Die Schweizer „Bitcoin Initiative“ ist offiziell registriert und zielt darauf ab, BTC in die nationalen Bankreserven zu integrieren

- Am 31. Dezember gab das Schweizer Bundeskanzleramt bekannt, dass es die „Bitcoin -Initiative“ registriert hat
- Für den Übergang in die nächste Phase benötigt der Vorschlag 100.000 Unterschriften.
- Die Schweiz schließt sich den USA, Deutschland und Hongkong bei den Überlegungen zu Bitcoin Reserven an.
Das Schweizer Bundeskanzleramt hat die „Bitcoin Initiative“ offiziell registriert. Das bedeutet, dass das Komitee hinter dem Vorschlag genau 18 Monate Zeit hat, 100.000 Unterschriften zu sammeln, bevor der Vorschlag einer Volksabstimmung unterzogen werden kann.

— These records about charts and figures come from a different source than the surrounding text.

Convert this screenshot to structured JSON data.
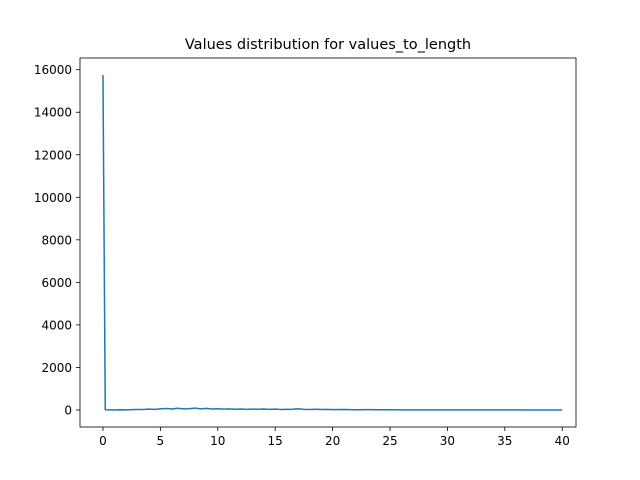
{
  "chart_data": {
    "type": "line",
    "title": "Values distribution for values_to_length",
    "xlabel": "",
    "ylabel": "",
    "xlim": [
      -2,
      41.2
    ],
    "ylim": [
      -800,
      16550
    ],
    "xticks": [
      0,
      5,
      10,
      15,
      20,
      25,
      30,
      35,
      40
    ],
    "yticks": [
      0,
      2000,
      4000,
      6000,
      8000,
      10000,
      12000,
      14000,
      16000
    ],
    "grid": false,
    "legend": "none",
    "colors": {
      "line": "#1f77b4"
    },
    "series": [
      {
        "x": [
          0.0,
          0.2,
          0.5,
          1.0,
          1.5,
          2.0,
          2.5,
          3.0,
          3.5,
          4.0,
          4.5,
          5.0,
          5.5,
          6.0,
          6.5,
          7.0,
          7.5,
          8.0,
          8.5,
          9.0,
          9.5,
          10.0,
          10.5,
          11.0,
          11.5,
          12.0,
          12.5,
          13.0,
          13.5,
          14.0,
          14.5,
          15.0,
          15.5,
          16.0,
          16.5,
          17.0,
          17.5,
          18.0,
          18.5,
          19.0,
          19.5,
          20.0,
          21.0,
          22.0,
          23.0,
          24.0,
          25.0,
          26.0,
          27.0,
          28.0,
          29.0,
          30.0,
          31.0,
          32.0,
          33.0,
          34.0,
          35.0,
          36.0,
          37.0,
          38.0,
          39.0,
          40.0
        ],
        "y": [
          15750,
          10,
          5,
          0,
          10,
          5,
          15,
          25,
          20,
          40,
          30,
          50,
          70,
          45,
          80,
          55,
          60,
          90,
          50,
          75,
          45,
          60,
          40,
          55,
          35,
          45,
          30,
          40,
          35,
          45,
          30,
          40,
          25,
          30,
          35,
          60,
          30,
          25,
          35,
          20,
          30,
          15,
          20,
          10,
          15,
          10,
          10,
          8,
          8,
          6,
          6,
          5,
          5,
          4,
          4,
          3,
          3,
          3,
          2,
          2,
          2,
          2
        ]
      }
    ]
  }
}
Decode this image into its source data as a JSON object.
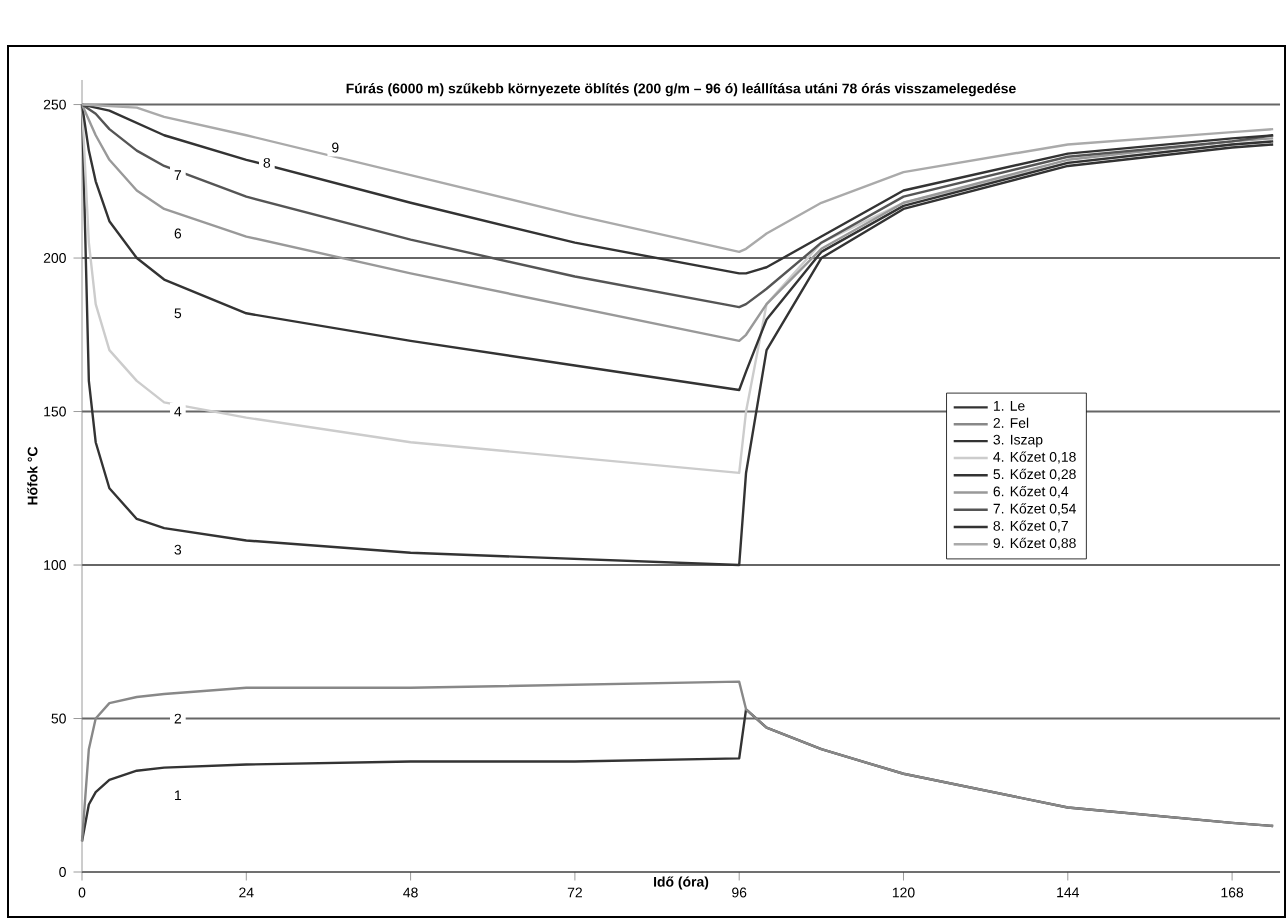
{
  "chart_data": {
    "type": "line",
    "title": "Fúrás (6000 m) szűkebb környezete öblítés (200 g/m – 96 ó) leállítása utáni 78 órás visszamelegedése",
    "xlabel": "Idő (óra)",
    "ylabel": "Hőfok °C",
    "xlim": [
      0,
      175
    ],
    "ylim": [
      0,
      258
    ],
    "xticks": [
      0,
      24,
      48,
      72,
      96,
      120,
      144,
      168
    ],
    "yticks": [
      0,
      50,
      100,
      150,
      200,
      250
    ],
    "grid": "y",
    "legend": "right",
    "marker": "none",
    "line_style": "solid",
    "series": [
      {
        "name": "1. Le",
        "color": "#333333",
        "x": [
          0,
          1,
          2,
          4,
          8,
          12,
          24,
          48,
          72,
          96,
          97,
          100,
          108,
          120,
          144,
          168,
          174
        ],
        "values": [
          10,
          22,
          26,
          30,
          33,
          34,
          35,
          36,
          36,
          37,
          53,
          47,
          40,
          32,
          21,
          16,
          15
        ]
      },
      {
        "name": "2. Fel",
        "color": "#888888",
        "x": [
          0,
          1,
          2,
          4,
          8,
          12,
          24,
          48,
          72,
          96,
          97,
          100,
          108,
          120,
          144,
          168,
          174
        ],
        "values": [
          10,
          40,
          50,
          55,
          57,
          58,
          60,
          60,
          61,
          62,
          53,
          47,
          40,
          32,
          21,
          16,
          15
        ]
      },
      {
        "name": "3. Iszap",
        "color": "#333333",
        "x": [
          0,
          1,
          2,
          4,
          8,
          12,
          24,
          48,
          72,
          96,
          97,
          100,
          108,
          120,
          144,
          168,
          174
        ],
        "values": [
          250,
          160,
          140,
          125,
          115,
          112,
          108,
          104,
          102,
          100,
          130,
          170,
          200,
          216,
          230,
          236,
          237
        ]
      },
      {
        "name": "4. Kőzet 0,18",
        "color": "#cccccc",
        "x": [
          0,
          1,
          2,
          4,
          8,
          12,
          24,
          48,
          72,
          96,
          97,
          100,
          108,
          120,
          144,
          168,
          174
        ],
        "values": [
          250,
          205,
          185,
          170,
          160,
          153,
          148,
          140,
          135,
          130,
          150,
          185,
          205,
          218,
          231,
          237,
          238
        ]
      },
      {
        "name": "5. Kőzet 0,28",
        "color": "#333333",
        "x": [
          0,
          1,
          2,
          4,
          8,
          12,
          24,
          48,
          72,
          96,
          97,
          100,
          108,
          120,
          144,
          168,
          174
        ],
        "values": [
          250,
          235,
          225,
          212,
          200,
          193,
          182,
          173,
          165,
          157,
          163,
          180,
          202,
          217,
          231,
          237,
          238
        ]
      },
      {
        "name": "6. Kőzet 0,4",
        "color": "#999999",
        "x": [
          0,
          2,
          4,
          8,
          12,
          24,
          48,
          72,
          96,
          97,
          100,
          108,
          120,
          144,
          168,
          174
        ],
        "values": [
          250,
          240,
          232,
          222,
          216,
          207,
          195,
          184,
          173,
          175,
          185,
          203,
          218,
          232,
          238,
          239
        ]
      },
      {
        "name": "7. Kőzet 0,54",
        "color": "#555555",
        "x": [
          0,
          2,
          4,
          8,
          12,
          24,
          48,
          72,
          96,
          97,
          100,
          108,
          120,
          144,
          168,
          174
        ],
        "values": [
          250,
          247,
          242,
          235,
          230,
          220,
          206,
          194,
          184,
          185,
          190,
          205,
          220,
          233,
          238,
          240
        ]
      },
      {
        "name": "8. Kőzet 0,7",
        "color": "#333333",
        "x": [
          0,
          4,
          8,
          12,
          24,
          48,
          72,
          96,
          97,
          100,
          108,
          120,
          144,
          168,
          174
        ],
        "values": [
          250,
          248,
          244,
          240,
          232,
          218,
          205,
          195,
          195,
          197,
          207,
          222,
          234,
          239,
          240
        ]
      },
      {
        "name": "9. Kőzet 0,88",
        "color": "#aaaaaa",
        "x": [
          0,
          8,
          12,
          24,
          48,
          72,
          96,
          97,
          100,
          108,
          120,
          144,
          168,
          174
        ],
        "values": [
          250,
          249,
          246,
          240,
          227,
          214,
          202,
          203,
          208,
          218,
          228,
          237,
          241,
          242
        ]
      }
    ],
    "annotations": [
      {
        "text": "1",
        "x": 14,
        "y": 25
      },
      {
        "text": "2",
        "x": 14,
        "y": 50
      },
      {
        "text": "3",
        "x": 14,
        "y": 105
      },
      {
        "text": "4",
        "x": 14,
        "y": 150
      },
      {
        "text": "5",
        "x": 14,
        "y": 182
      },
      {
        "text": "6",
        "x": 14,
        "y": 208
      },
      {
        "text": "7",
        "x": 14,
        "y": 227
      },
      {
        "text": "8",
        "x": 27,
        "y": 231
      },
      {
        "text": "9",
        "x": 37,
        "y": 236
      }
    ]
  }
}
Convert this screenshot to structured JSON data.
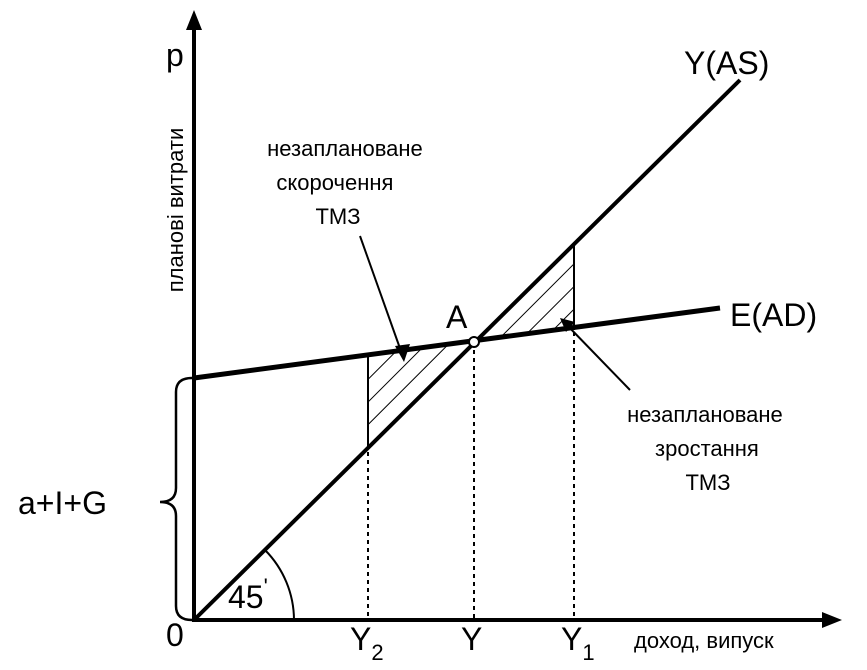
{
  "axes": {
    "y_label": "р",
    "y_title": "планові витрати",
    "x_title": "доход, випуск",
    "origin": "0"
  },
  "lines": {
    "as": "Y(AS)",
    "ad": "E(AD)"
  },
  "point": {
    "label": "A"
  },
  "x_ticks": {
    "y2": "Y",
    "y2_sub": "2",
    "y": "Y",
    "y1": "Y",
    "y1_sub": "1"
  },
  "angle": {
    "value": "45",
    "mark": "'"
  },
  "intercept": "a+I+G",
  "annotations": {
    "shortage": [
      "незаплановане",
      "скорочення",
      "ТМЗ"
    ],
    "surplus": [
      "незаплановане",
      "зростання",
      "ТМЗ"
    ]
  }
}
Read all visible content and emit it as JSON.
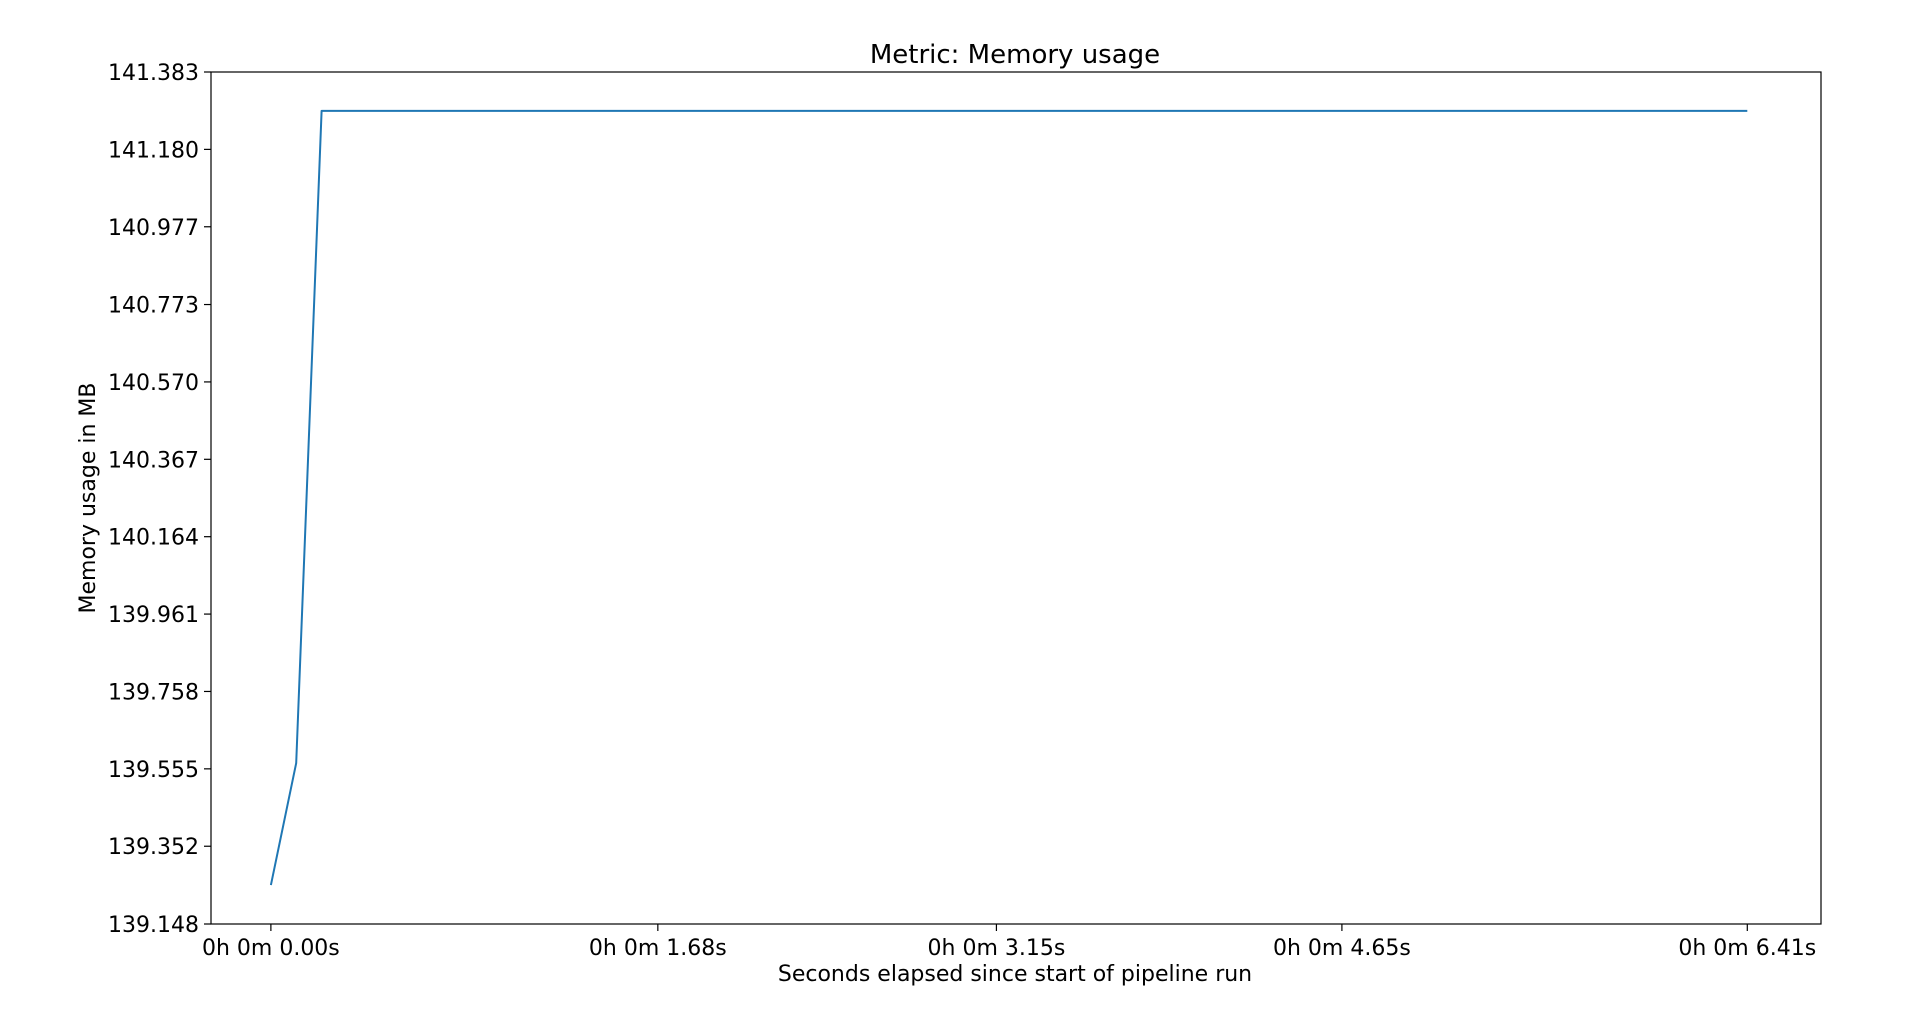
{
  "chart_data": {
    "type": "line",
    "title": "Metric: Memory usage",
    "xlabel": "Seconds elapsed since start of pipeline run",
    "ylabel": "Memory usage in MB",
    "xlim": [
      -0.26,
      6.73
    ],
    "ylim": [
      139.148,
      141.383
    ],
    "x_ticks": [
      {
        "value": 0.0,
        "label": "0h 0m 0.00s"
      },
      {
        "value": 1.68,
        "label": "0h 0m 1.68s"
      },
      {
        "value": 3.15,
        "label": "0h 0m 3.15s"
      },
      {
        "value": 4.65,
        "label": "0h 0m 4.65s"
      },
      {
        "value": 6.41,
        "label": "0h 0m 6.41s"
      }
    ],
    "y_ticks": [
      {
        "value": 139.148,
        "label": "139.148"
      },
      {
        "value": 139.352,
        "label": "139.352"
      },
      {
        "value": 139.555,
        "label": "139.555"
      },
      {
        "value": 139.758,
        "label": "139.758"
      },
      {
        "value": 139.961,
        "label": "139.961"
      },
      {
        "value": 140.164,
        "label": "140.164"
      },
      {
        "value": 140.367,
        "label": "140.367"
      },
      {
        "value": 140.57,
        "label": "140.570"
      },
      {
        "value": 140.773,
        "label": "140.773"
      },
      {
        "value": 140.977,
        "label": "140.977"
      },
      {
        "value": 141.18,
        "label": "141.180"
      },
      {
        "value": 141.383,
        "label": "141.383"
      }
    ],
    "grid": false,
    "series": [
      {
        "color": "#1f77b4",
        "x": [
          0.0,
          0.11,
          0.22,
          6.41
        ],
        "y": [
          139.25,
          139.57,
          141.281,
          141.281
        ]
      }
    ]
  }
}
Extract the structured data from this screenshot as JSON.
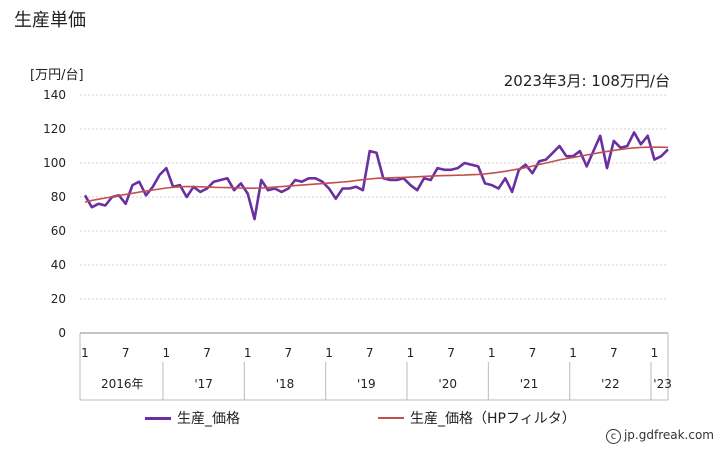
{
  "page": {
    "title": "生産単価"
  },
  "chart_data": {
    "type": "line",
    "unit_label": "[万円/台]",
    "latest_label": "2023年3月: 108万円/台",
    "ylim": [
      0,
      140
    ],
    "yticks": [
      "0",
      "20",
      "40",
      "60",
      "80",
      "100",
      "120",
      "140"
    ],
    "month_ticks": [
      {
        "i": 0,
        "label": "1"
      },
      {
        "i": 6,
        "label": "7"
      },
      {
        "i": 12,
        "label": "1"
      },
      {
        "i": 18,
        "label": "7"
      },
      {
        "i": 24,
        "label": "1"
      },
      {
        "i": 30,
        "label": "7"
      },
      {
        "i": 36,
        "label": "1"
      },
      {
        "i": 42,
        "label": "7"
      },
      {
        "i": 48,
        "label": "1"
      },
      {
        "i": 54,
        "label": "7"
      },
      {
        "i": 60,
        "label": "1"
      },
      {
        "i": 66,
        "label": "7"
      },
      {
        "i": 72,
        "label": "1"
      },
      {
        "i": 78,
        "label": "7"
      },
      {
        "i": 84,
        "label": "1"
      }
    ],
    "year_labels": [
      {
        "i": 5.5,
        "label": "2016年"
      },
      {
        "i": 17.5,
        "label": "'17"
      },
      {
        "i": 29.5,
        "label": "'18"
      },
      {
        "i": 41.5,
        "label": "'19"
      },
      {
        "i": 53.5,
        "label": "'20"
      },
      {
        "i": 65.5,
        "label": "'21"
      },
      {
        "i": 77.5,
        "label": "'22"
      },
      {
        "i": 85.2,
        "label": "'23"
      }
    ],
    "series": [
      {
        "name": "生産_価格",
        "color": "#6a2fa0",
        "values": [
          81,
          74,
          76,
          75,
          80,
          81,
          76,
          87,
          89,
          81,
          86,
          93,
          97,
          86,
          87,
          80,
          86,
          83,
          85,
          89,
          90,
          91,
          84,
          88,
          82,
          67,
          90,
          84,
          85,
          83,
          85,
          90,
          89,
          91,
          91,
          89,
          85,
          79,
          85,
          85,
          86,
          84,
          107,
          106,
          91,
          90,
          90,
          91,
          87,
          84,
          91,
          90,
          97,
          96,
          96,
          97,
          100,
          99,
          98,
          88,
          87,
          85,
          91,
          83,
          96,
          99,
          94,
          101,
          102,
          106,
          110,
          104,
          104,
          107,
          98,
          107,
          116,
          97,
          113,
          109,
          110,
          118,
          111,
          116,
          102,
          104,
          108
        ]
      },
      {
        "name": "生産_価格（HPフィルタ）",
        "color": "#c0504d",
        "values": [
          77,
          78,
          78.7,
          79.4,
          80.1,
          80.8,
          81.5,
          82.2,
          82.9,
          83.5,
          84.1,
          84.7,
          85.3,
          85.7,
          86,
          86.1,
          86.1,
          86,
          85.9,
          85.7,
          85.6,
          85.5,
          85.4,
          85.3,
          85.2,
          85.2,
          85.3,
          85.5,
          85.8,
          86.1,
          86.4,
          86.7,
          87,
          87.3,
          87.6,
          87.9,
          88.2,
          88.5,
          88.8,
          89.2,
          89.7,
          90.2,
          90.6,
          91,
          91.2,
          91.3,
          91.4,
          91.5,
          91.7,
          91.9,
          92.1,
          92.3,
          92.5,
          92.6,
          92.7,
          92.8,
          92.9,
          93.1,
          93.3,
          93.6,
          94,
          94.5,
          95.1,
          95.8,
          96.5,
          97.3,
          98.2,
          99.1,
          100,
          100.9,
          101.8,
          102.6,
          103.3,
          104,
          104.7,
          105.4,
          106.1,
          106.8,
          107.4,
          108,
          108.5,
          108.9,
          109.2,
          109.3,
          109.3,
          109.3,
          109.2
        ]
      }
    ]
  }
}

Die „BitcoinBitcoinBitcoin BitcoinBitcoinBitcoinBitcoin BitcoinBitcoin der Zentralbank Finanzreserven, was nach Ansicht einiger Beobachter die Wirtschaft des Landes vor externen Faktoren schützen würde.
Die „Bitcoin -Initiative“ benötigt 100.000 Unterschriften, um in die nächste Phase überzugehen
Die Schweizer „Bitcoin Initiative“ wurde von zehn Personen ins Leben gerufen, darunter Yves Bennaïm, Gründer des gemeinnützigen Thinktanks 2B4CH, der die Bewegung anführte. Ziel der Initiative ist die Integration Bitcoin in die nationalen Finanzreserven durch die Befürwortung von Änderungen an Artikel 99 Absatz 3 der Schweizer Verfassung. Dieser schreibt derzeit vor, dass ein Teil der nationalen Reserven in Gold angelegt werden muss.
Befürworter argumentieren, dass Bitcoin ähnlich wie Gold behandelt werden sollte, da das Gut die Autonomie des Landes stärken und die Wirtschaft des Unternehmens schützen könne.
Nachdem die Schweizer Bundeskanzlei die Initiative offiziell registriert hat, muss das zuständige Komitee innerhalb von 18 Monaten 100.000 Unterschriften sammeln. Gelingt dies, wird der Vorschlag an die Schweizer Bundeskanzlei weitergeleitet und anschließend in einer Volksabstimmung über mögliche Änderungen der Schweizer Verfassung entschieden.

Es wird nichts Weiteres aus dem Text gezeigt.